Der Nachwuchs ist die Zukunft

„Die Zukunft der Pflege liegt beim Nachwuchs“ meint Jelena Albijanic. „Die Arbeit in der Pflege ist sehr anspruchsvoll, abwechslungsreich und fordert ein hohes Maß an Verantwortungsbewusstsein sowie sozialer und fachlicher Kompetenz.“

Für Chancella Pandi ist aber noch etwas sehr wichtig. „Sich sozial zu engagieren, Dankbarkeit und Anerkennung zu erfahren, und das alles als Arbeit bezahlt zu bekommen – ein Traumjob!“

  • Ab 1. Januar 2020 ändert sich vieles in der Ausbildung. Das neue Pflegeberufsgesetz tritt in Kraft.
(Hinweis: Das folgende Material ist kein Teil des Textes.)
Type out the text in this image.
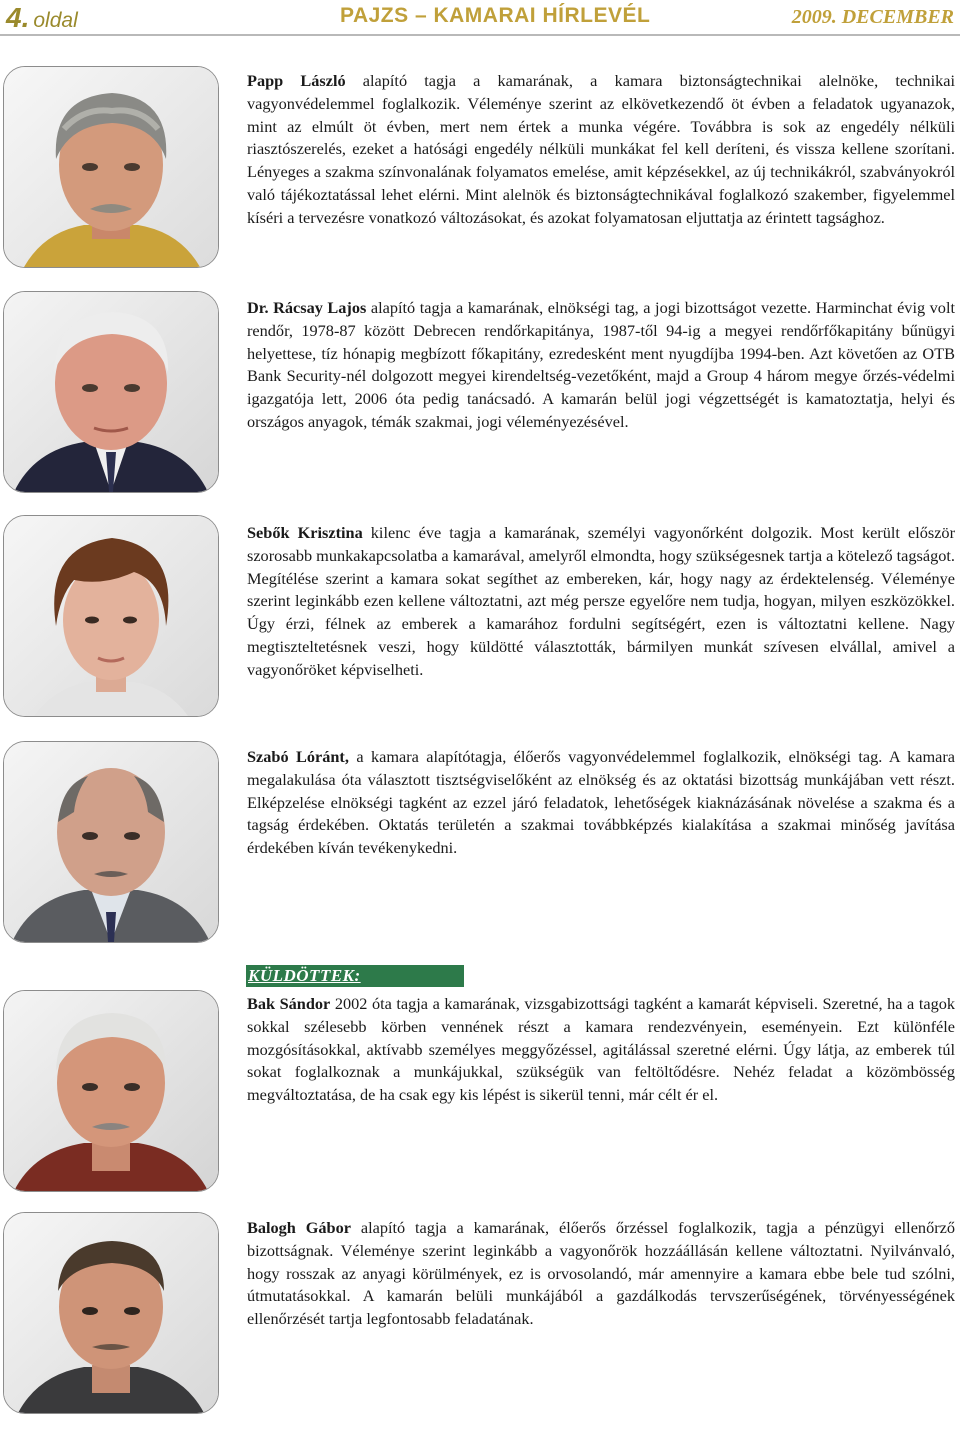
4. oldal	PAJZS – KAMARAI HÍRLEVÉL	2009. DECEMBER

Papp László alapító tagja a kamarának, a kamara biztonságtechnikai alelnöke, technikai vagyonvédelemmel foglalkozik. Véleménye szerint az elkövetkezendő öt évben a feladatok ugyanazok, mint az elmúlt öt évben, mert nem értek a munka végére. Továbbra is sok az engedély nélküli riasztószerelés, ezeket a hatósági engedély nélküli munkákat fel kell deríteni, és vissza kellene szorítani. Lényeges a szakma színvonalának folyamatos emelése, amit képzésekkel, az új technikákról, szabványokról való tájékoztatással lehet elérni. Mint alelnök és biztonságtechnikával foglalkozó szakember, figyelemmel kíséri a tervezésre vonatkozó változásokat, és azokat folyamatosan eljuttatja az érintett tagsághoz.

Dr. Rácsay Lajos alapító tagja a kamarának, elnökségi tag, a jogi bizottságot vezette. Harminchat évig volt rendőr, 1978-87 között Debrecen rendőrkapitánya, 1987-től 94-ig a megyei rendőrfőkapitány bűnügyi helyettese, tíz hónapig megbízott főkapitány, ezredesként ment nyugdíjba 1994-ben. Azt követően az OTB Bank Security-nél dolgozott megyei kirendeltség-vezetőként, majd a Group 4 három megye őrzés-védelmi igazgatója lett, 2006 óta pedig tanácsadó. A kamarán belül jogi végzettségét is kamatoztatja, helyi és országos anyagok, témák szakmai, jogi véleményezésével.

Sebők Krisztina kilenc éve tagja a kamarának, személyi vagyonőrként dolgozik. Most került először szorosabb munkakapcsolatba a kamarával, amelyről elmondta, hogy szükségesnek tartja a kötelező tagságot. Megítélése szerint a kamara sokat segíthet az embereken, kár, hogy nagy az érdektelenség. Véleménye szerint leginkább ezen kellene változtatni, azt még persze egyelőre nem tudja, hogyan, milyen eszközökkel. Úgy érzi, félnek az emberek a kamarához fordulni segítségért, ezen is változtatni kellene. Nagy megtiszteltetésnek veszi, hogy küldötté választották, bármilyen munkát szívesen elvállal, amivel a vagyonőröket képviselheti.

Szabó Lóránt, a kamara alapítótagja, élőerős vagyonvédelemmel foglalkozik, elnökségi tag. A kamara megalakulása óta választott tisztségviselőként az elnökség és az oktatási bizottság munkájában vett részt. Elképzelése elnökségi tagként az ezzel járó feladatok, lehetőségek kiaknázásának növelése a szakma és a tagság érdekében. Oktatás területén a szakmai továbbképzés kialakítása a szakmai minőség javítása érdekében kíván tevékenykedni.

KÜLDÖTTEK:

Bak Sándor 2002 óta tagja a kamarának, vizsgabizottsági tagként a kamarát képviseli. Szeretné, ha a tagok sokkal szélesebb körben vennének részt a kamara rendezvényein, eseményein. Ezt különféle mozgósításokkal, aktívabb személyes meggyőzéssel, agitálással szeretné elérni. Úgy látja, az emberek túl sokat foglalkoznak a munkájukkal, szükségük van feltöltődésre. Nehéz feladat a közömbösség megváltoztatása, de ha csak egy kis lépést is sikerül tenni, már célt ér el.

Balogh Gábor alapító tagja a kamarának, élőerős őrzéssel foglalkozik, tagja a pénzügyi ellenőrző bizottságnak. Véleménye szerint leginkább a vagyonőrök hozzáállásán kellene változtatni. Nyilvánvaló, hogy rosszak az anyagi körülmények, ez is orvosolandó, már amennyire a kamara ebbe bele tud szólni, útmutatásokkal. A kamarán belüli munkájából a gazdálkodás tervszerűségének, törvényességének ellenőrzését tartja legfontosabb feladatának.
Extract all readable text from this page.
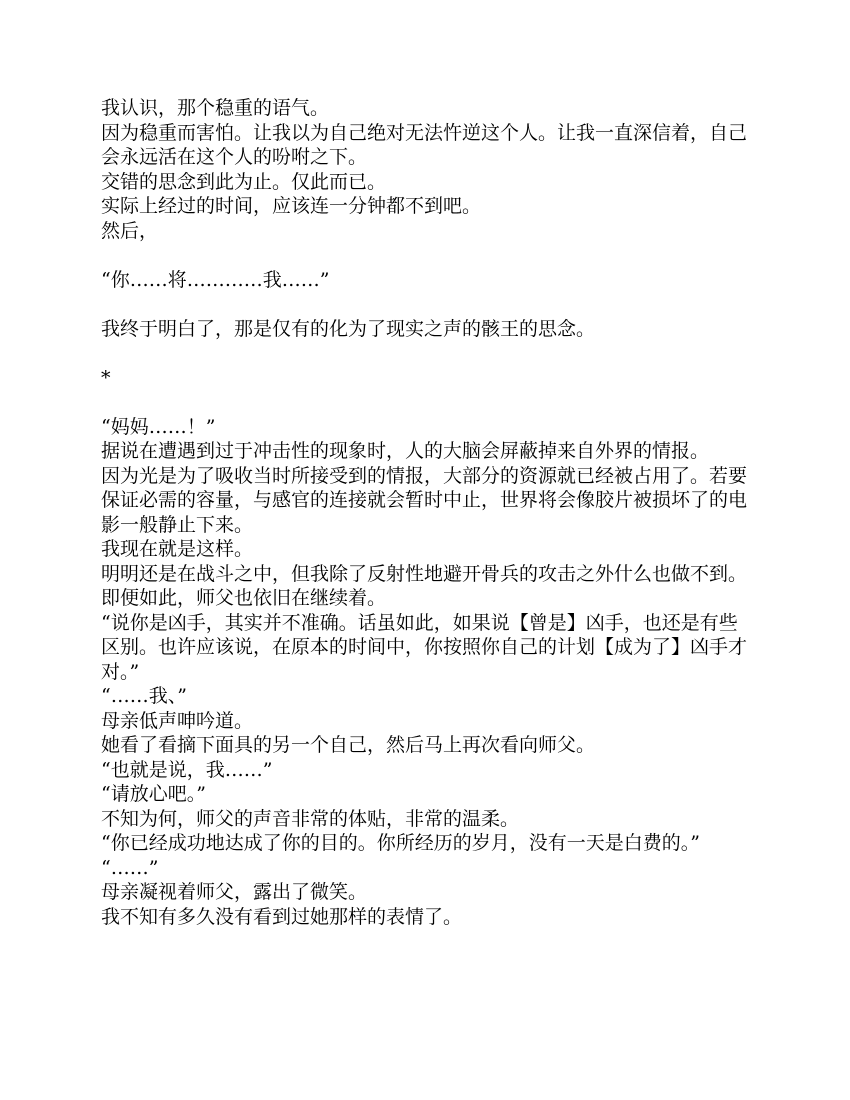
我认识，那个稳重的语气。

因为稳重而害怕。让我以为自己绝对无法忤逆这个人。让我一直深信着，自己会永远活在这个人的吩咐之下。

交错的思念到此为止。仅此而已。

实际上经过的时间，应该连一分钟都不到吧。

然后，

“你……将…………我……”

我终于明白了，那是仅有的化为了现实之声的骸王的思念。

*

“妈妈……！”

据说在遭遇到过于冲击性的现象时，人的大脑会屏蔽掉来自外界的情报。

因为光是为了吸收当时所接受到的情报，大部分的资源就已经被占用了。若要保证必需的容量，与感官的连接就会暂时中止，世界将会像胶片被损坏了的电影一般静止下来。

我现在就是这样。

明明还是在战斗之中，但我除了反射性地避开骨兵的攻击之外什么也做不到。

即便如此，师父也依旧在继续着。

“说你是凶手，其实并不准确。话虽如此，如果说【曾是】凶手，也还是有些区别。也许应该说，在原本的时间中，你按照你自己的计划【成为了】凶手才对。”

“……我、”

母亲低声呻吟道。

她看了看摘下面具的另一个自己，然后马上再次看向师父。

“也就是说，我……”

“请放心吧。”

不知为何，师父的声音非常的体贴，非常的温柔。

“你已经成功地达成了你的目的。你所经历的岁月，没有一天是白费的。”

“……”

母亲凝视着师父，露出了微笑。

我不知有多久没有看到过她那样的表情了。
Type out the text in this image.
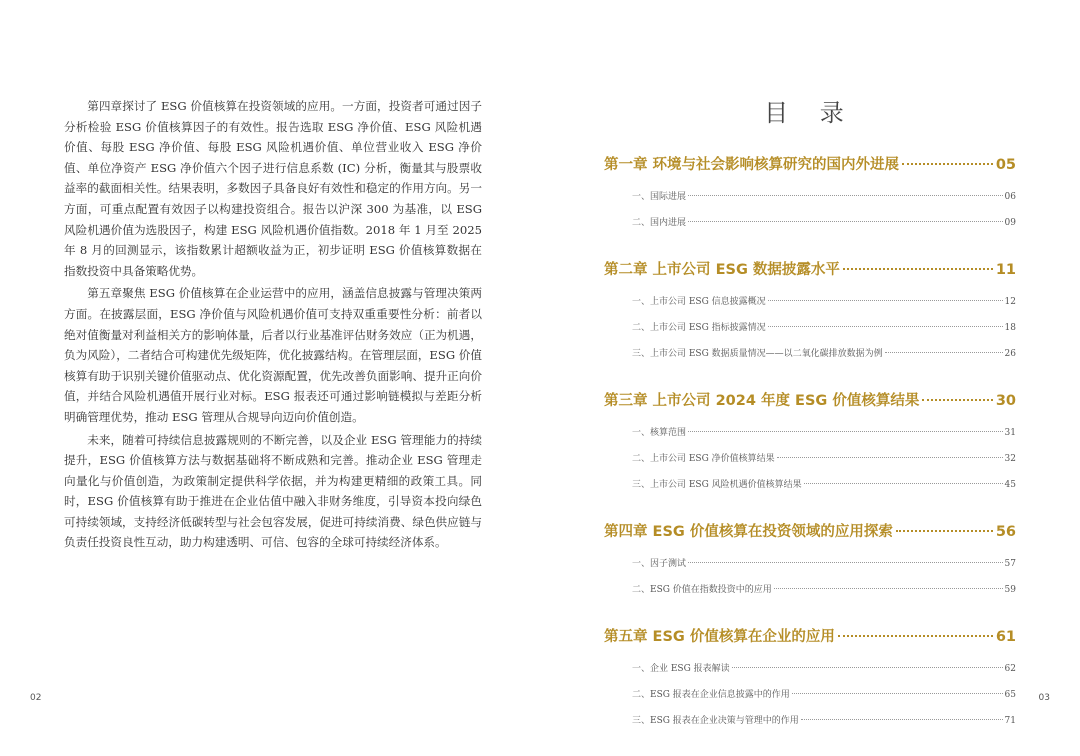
第四章探讨了 ESG 价值核算在投资领域的应用。一方面，投资者可通过因子分析检验 ESG 价值核算因子的有效性。报告选取 ESG 净价值、ESG 风险机遇价值、每股 ESG 净价值、每股 ESG 风险机遇价值、单位营业收入 ESG 净价值、单位净资产 ESG 净价值六个因子进行信息系数 (IC) 分析，衡量其与股票收益率的截面相关性。结果表明，多数因子具备良好有效性和稳定的作用方向。另一方面，可重点配置有效因子以构建投资组合。报告以沪深 300 为基准，以 ESG 风险机遇价值为选股因子，构建 ESG 风险机遇价值指数。2018 年 1 月至 2025 年 8 月的回测显示，该指数累计超额收益为正，初步证明 ESG 价值核算数据在指数投资中具备策略优势。

第五章聚焦 ESG 价值核算在企业运营中的应用，涵盖信息披露与管理决策两方面。在披露层面，ESG 净价值与风险机遇价值可支持双重重要性分析：前者以绝对值衡量对利益相关方的影响体量，后者以行业基准评估财务效应（正为机遇，负为风险），二者结合可构建优先级矩阵，优化披露结构。在管理层面，ESG 价值核算有助于识别关键价值驱动点、优化资源配置，优先改善负面影响、提升正向价值，并结合风险机遇值开展行业对标。ESG 报表还可通过影响链模拟与差距分析明确管理优势，推动 ESG 管理从合规导向迈向价值创造。

未来，随着可持续信息披露规则的不断完善，以及企业 ESG 管理能力的持续提升，ESG 价值核算方法与数据基础将不断成熟和完善。推动企业 ESG 管理走向量化与价值创造，为政策制定提供科学依据，并为构建更精细的政策工具。同时，ESG 价值核算有助于推进在企业估值中融入非财务维度，引导资本投向绿色可持续领域，支持经济低碳转型与社会包容发展，促进可持续消费、绿色供应链与负责任投资良性互动，助力构建透明、可信、包容的全球可持续经济体系。

02
目 录
第一章 环境与社会影响核算研究的国内外进展	05
一、国际进展	06
二、国内进展	09
第二章 上市公司 ESG 数据披露水平	11
一、上市公司 ESG 信息披露概况	12
二、上市公司 ESG 指标披露情况	18
三、上市公司 ESG 数据质量情况——以二氧化碳排放数据为例	26
第三章 上市公司 2024 年度 ESG 价值核算结果	30
一、核算范围	31
二、上市公司 ESG 净价值核算结果	32
三、上市公司 ESG 风险机遇价值核算结果	45
第四章 ESG 价值核算在投资领域的应用探索	56
一、因子测试	57
二、ESG 价值在指数投资中的应用	59
第五章 ESG 价值核算在企业的应用	61
一、企业 ESG 报表解读	62
二、ESG 报表在企业信息披露中的作用	65
三、ESG 报表在企业决策与管理中的作用	71
03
Damit wird ein Grundstein gelegt, die Pflegeausbildung zu modernisieren.
  • Ab diesem Zeitpunkt gibt es die sogenannte generalisierte Ausbildung, alle Auszubildende erhalten im ersten und zweiten Ausbildungsjahr gemeinsamen Unterricht. Im dritten Lehrjahr kann man dann den Abschluss zum Pflegefachmann/-Frau absolvieren oder sich wahlweise in der Kinderkrankenpflege oder Altenpflege spezialisieren.